L’enjeu principal est autant économique qu’industriel. Pour EDF, il s’agit de sécuriser des revenus stables et prévisibles afin de financer la maintenance du parc nucléaire et la construction des nouveaux réacteurs. Pour les industriels, cette offre représente une opportunité d’accéder à une électricité bas carbone à prix compétitif, évitant ainsi les fluctuations brutales du marché.
Cette évolution pourrait également impacter les consommateurs finaux. Une meilleure prévisibilité des prix permettrait de limiter les hausses soudaines sur les factures des ménages et des entreprises. Toutefois, en ouvrant la porte aux enchères, EDF pourrait être tenté d’aligner ses tarifs sur les prix du marché européen, au détriment de prix plus abordables pour les consommateurs français.
Une réforme sous pression politique et économique
Derrière cette décision, l’État joue un rôle important. L’accord signé entre EDF et l’État en 2023 avait déjà posé les bases de cette transformation. L’exécutif pousse EDF à accélérer la conclusion de contrats avec les industriels électro-intensifs, qui dénoncent depuis des mois des prix trop élevés. En effet, à ce jour, EDF n’a signé qu’un seul CAPN, couvrant moins de un pour cent des objectifs initiaux.
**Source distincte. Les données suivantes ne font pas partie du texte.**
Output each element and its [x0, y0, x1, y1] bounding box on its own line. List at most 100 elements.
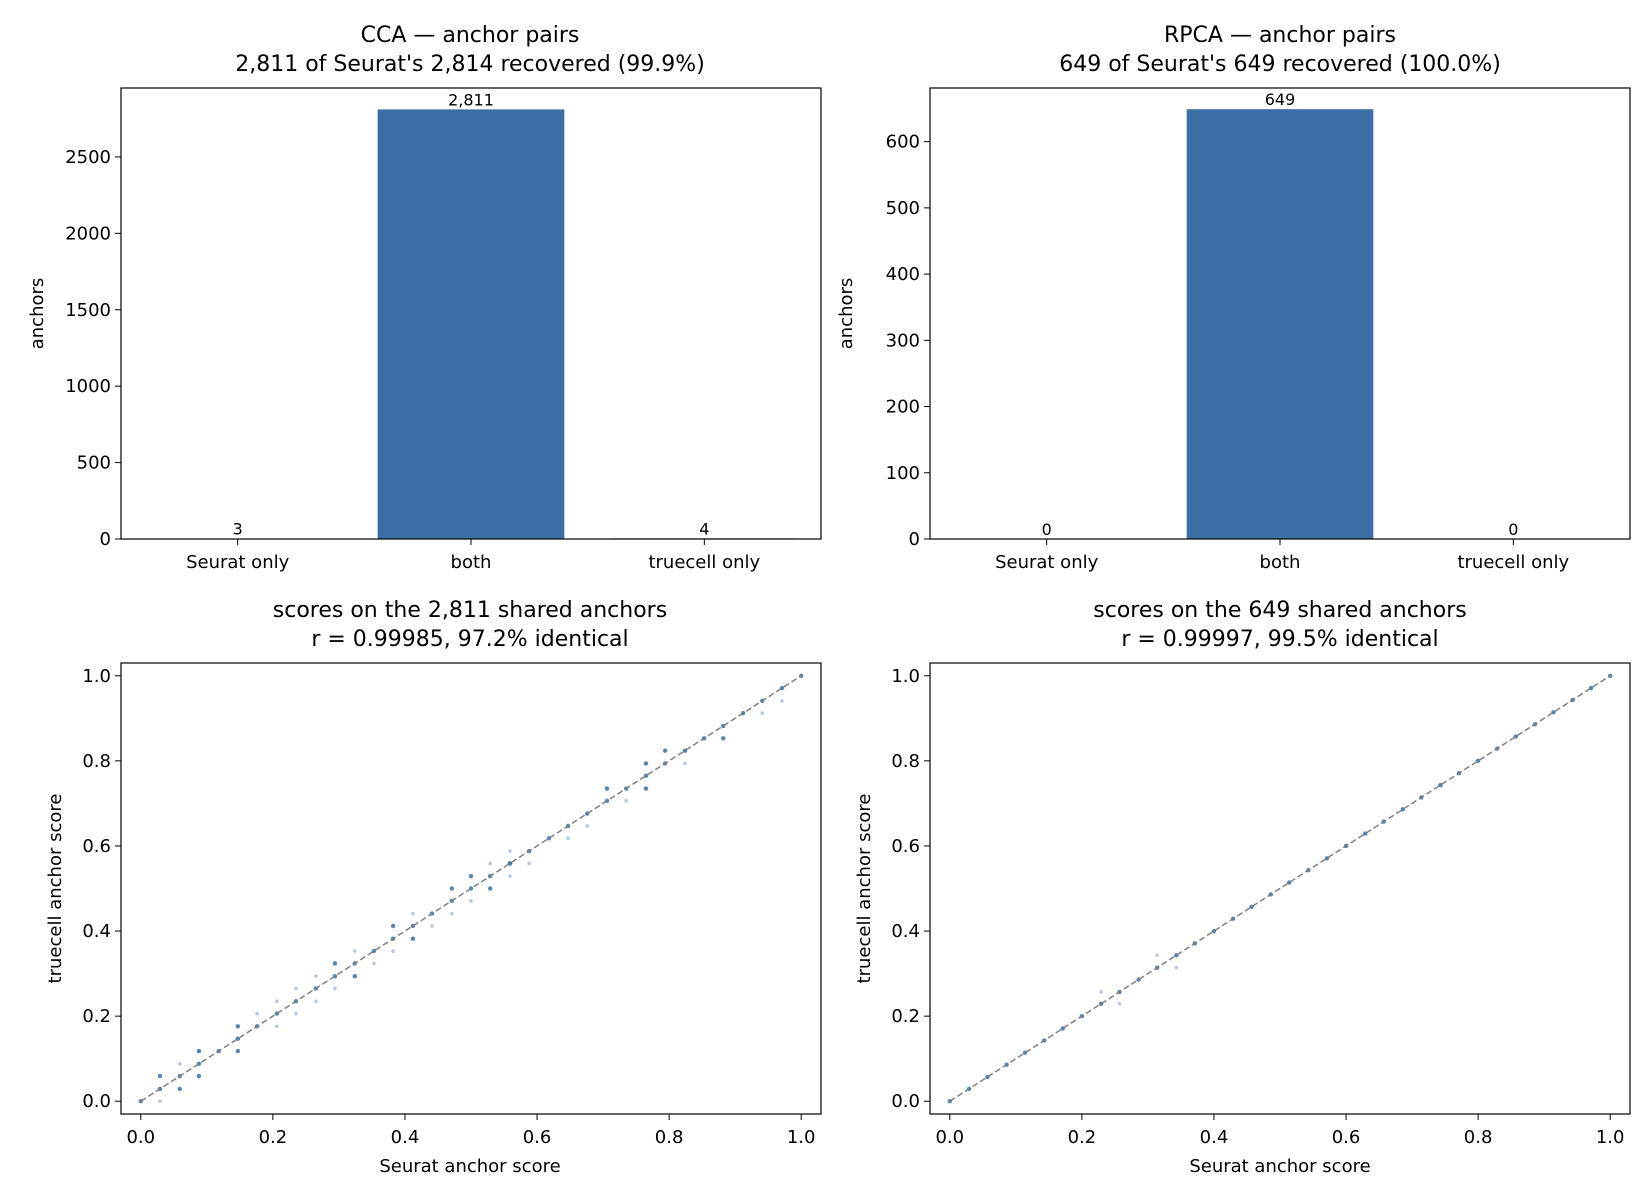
- scatter-point: [721, 736, 726, 741]
- scatter-point-faint: [294, 986, 298, 991]
- scatter-point-faint: [177, 1061, 182, 1066]
- chart-panel-1: CCA — anchor pairs 2,811 of Seurat's 2,81…: [27, 23, 822, 573]
- chart-subtitle: r = 0.99985, 97.2% identical: [311, 627, 628, 652]
- plot-frame: [929, 662, 1631, 1115]
- scatter-point-faint: [255, 1011, 259, 1016]
- scatter-point-faint: [780, 699, 784, 703]
- x-tick-label: Seurat only: [186, 552, 290, 573]
- chart-title: RPCA — anchor pairs: [1164, 23, 1396, 48]
- scatter-point-faint: [1155, 953, 1159, 958]
- bar-value-label: 4: [699, 519, 709, 538]
- scatter-point-faint: [488, 861, 492, 866]
- x-tick-label: 0.0: [126, 1127, 155, 1148]
- scatter-point-faint: [566, 836, 570, 841]
- y-tick-label: 0.2: [82, 1006, 111, 1027]
- y-tick-label: 600: [886, 132, 920, 153]
- scatter-point: [235, 1048, 241, 1054]
- y-tick-label: 0.4: [82, 921, 111, 942]
- scatter-point-faint: [1099, 990, 1103, 994]
- y-tick-label: 100: [886, 463, 920, 484]
- scatter-point-faint: [430, 924, 434, 928]
- y-tick-label: 1500: [65, 300, 111, 321]
- identity-line: [949, 675, 1611, 1102]
- scatter-point-faint: [508, 849, 512, 853]
- x-tick-label: 0.6: [523, 1127, 552, 1148]
- bar-value-label: 2,811: [448, 90, 494, 109]
- chart-panel-3: scores on the 2,811 shared anchors r = 0.…: [45, 598, 822, 1177]
- bar-value-label: 3: [233, 520, 243, 539]
- scatter-point-faint: [391, 949, 395, 953]
- plot-frame: [120, 87, 822, 540]
- scatter-point-faint: [585, 824, 590, 828]
- chart-title: scores on the 649 shared anchors: [1093, 598, 1466, 623]
- plot-frame: [120, 662, 822, 1115]
- x-axis-label: Seurat anchor score: [1189, 1156, 1370, 1177]
- scatter-point-faint: [450, 911, 454, 916]
- scatter-point-faint: [275, 999, 279, 1004]
- y-tick-label: 500: [77, 453, 111, 474]
- y-tick-label: 0.0: [891, 1091, 920, 1112]
- y-tick-label: 400: [886, 264, 920, 285]
- chart-subtitle: r = 0.99997, 99.5% identical: [1121, 627, 1438, 652]
- x-tick-label: truecell only: [648, 552, 760, 573]
- scatter-point-faint: [411, 911, 415, 916]
- scatter-point-faint: [314, 999, 318, 1004]
- scatter-point: [643, 761, 649, 766]
- chart-subtitle: 649 of Seurat's 649 recovered (100.0%): [1059, 52, 1501, 77]
- scatter-point-faint: [683, 761, 687, 766]
- x-tick-label: 0.0: [935, 1127, 964, 1148]
- y-tick-label: 200: [886, 397, 920, 418]
- scatter-point-faint: [158, 1099, 162, 1104]
- scatter-point-faint: [352, 949, 357, 953]
- y-axis-label: truecell anchor score: [45, 794, 66, 984]
- chart-panel-4: scores on the 649 shared anchors r = 0.99…: [854, 598, 1631, 1177]
- scatter-point-faint: [760, 711, 765, 716]
- y-tick-label: 500: [886, 198, 920, 219]
- scatter-point-faint: [1174, 965, 1179, 970]
- y-tick-label: 300: [886, 330, 920, 351]
- scatter-point: [604, 786, 610, 791]
- y-axis-label: anchors: [27, 278, 48, 350]
- scatter-point-faint: [372, 961, 376, 966]
- y-tick-label: 1.0: [82, 666, 111, 687]
- chart-panel-2: RPCA — anchor pairs 649 of Seurat's 649 r…: [836, 23, 1631, 573]
- y-tick-label: 0.2: [891, 1006, 920, 1027]
- y-tick-label: 0.8: [891, 751, 920, 772]
- scatter-point: [196, 1048, 202, 1054]
- scatter-point-faint: [508, 874, 512, 878]
- y-tick-label: 0.4: [891, 921, 920, 942]
- scatter-point: [468, 873, 474, 879]
- y-tick-label: 0.0: [82, 1091, 111, 1112]
- scatter-point: [487, 886, 493, 891]
- bar-both: [377, 109, 565, 540]
- x-tick-label: 0.8: [655, 1127, 684, 1148]
- scatter-point: [410, 936, 416, 941]
- bar-both: [1186, 109, 1374, 539]
- plot-frame: [929, 87, 1631, 540]
- scatter-point: [157, 1073, 163, 1079]
- scatter-point-faint: [314, 974, 318, 978]
- scatter-point-faint: [275, 1024, 279, 1029]
- x-tick-label: 0.4: [391, 1127, 420, 1148]
- scatter-point-faint: [1117, 1002, 1122, 1006]
- y-tick-label: 0.8: [82, 751, 111, 772]
- chart-title: CCA — anchor pairs: [361, 23, 580, 48]
- y-tick-label: 0: [100, 529, 111, 550]
- scatter-point-faint: [294, 1011, 298, 1016]
- x-axis-label: Seurat anchor score: [379, 1156, 560, 1177]
- scatter-point: [332, 961, 338, 966]
- y-tick-label: 2500: [65, 147, 111, 168]
- scatter-point: [235, 1024, 241, 1029]
- scatter-point: [177, 1086, 182, 1092]
- scatter-point: [449, 886, 455, 891]
- scatter-point: [352, 973, 357, 979]
- bar-value-label: 649: [1265, 90, 1296, 109]
- x-tick-label: Seurat only: [995, 552, 1099, 573]
- y-tick-label: 2000: [65, 223, 111, 244]
- y-tick-label: 0: [909, 529, 920, 550]
- y-axis-label: truecell anchor score: [854, 794, 875, 984]
- x-tick-label: 0.4: [1200, 1127, 1229, 1148]
- x-tick-label: 0.8: [1464, 1127, 1493, 1148]
- y-tick-label: 1000: [65, 376, 111, 397]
Le ministère de l’Énergie a fait savoir qu’un bilan était attendu sous peu, indiquant que les négociations étaient loin d’être terminées. Certains industriels réclament un accès facilité à l’électricité nucléaire française pour rester compétitifs face aux entreprises allemandes ou espagnoles, souvent mieux loties en termes de prix de l’énergie.
La fin de l’ARENH et son remplacement par un système d’enchères modifie profondément les règles du jeu. Avec l’ARENH, EDF était tenu de vendre son électricité à un prix fixe de 42 euros par mégawattheure, garantissant une certaine stabilité aux fournisseurs alternatifs. Désormais, les enchères détermineront le prix de vente, avec des contrats de plus longue durée pouvant aller jusqu’à 15 ans.
Cette transition vise à offrir plus de visibilité financière à EDF et à mieux refléter les coûts réels du nucléaire. Toutefois, elle risque de créer une segmentation du marché, où seuls les acteurs les plus solvables pourront s’assurer un approvisionnement stable à un prix maîtrisé. L’impact sur les consommateurs dépendra de l’évolution des prix aux enchères : si les tarifs restent compétitifs, les effets seront limités ; en revanche, si EDF privilégie les offres les plus élevées, les factures pourraient progressivement augmenter.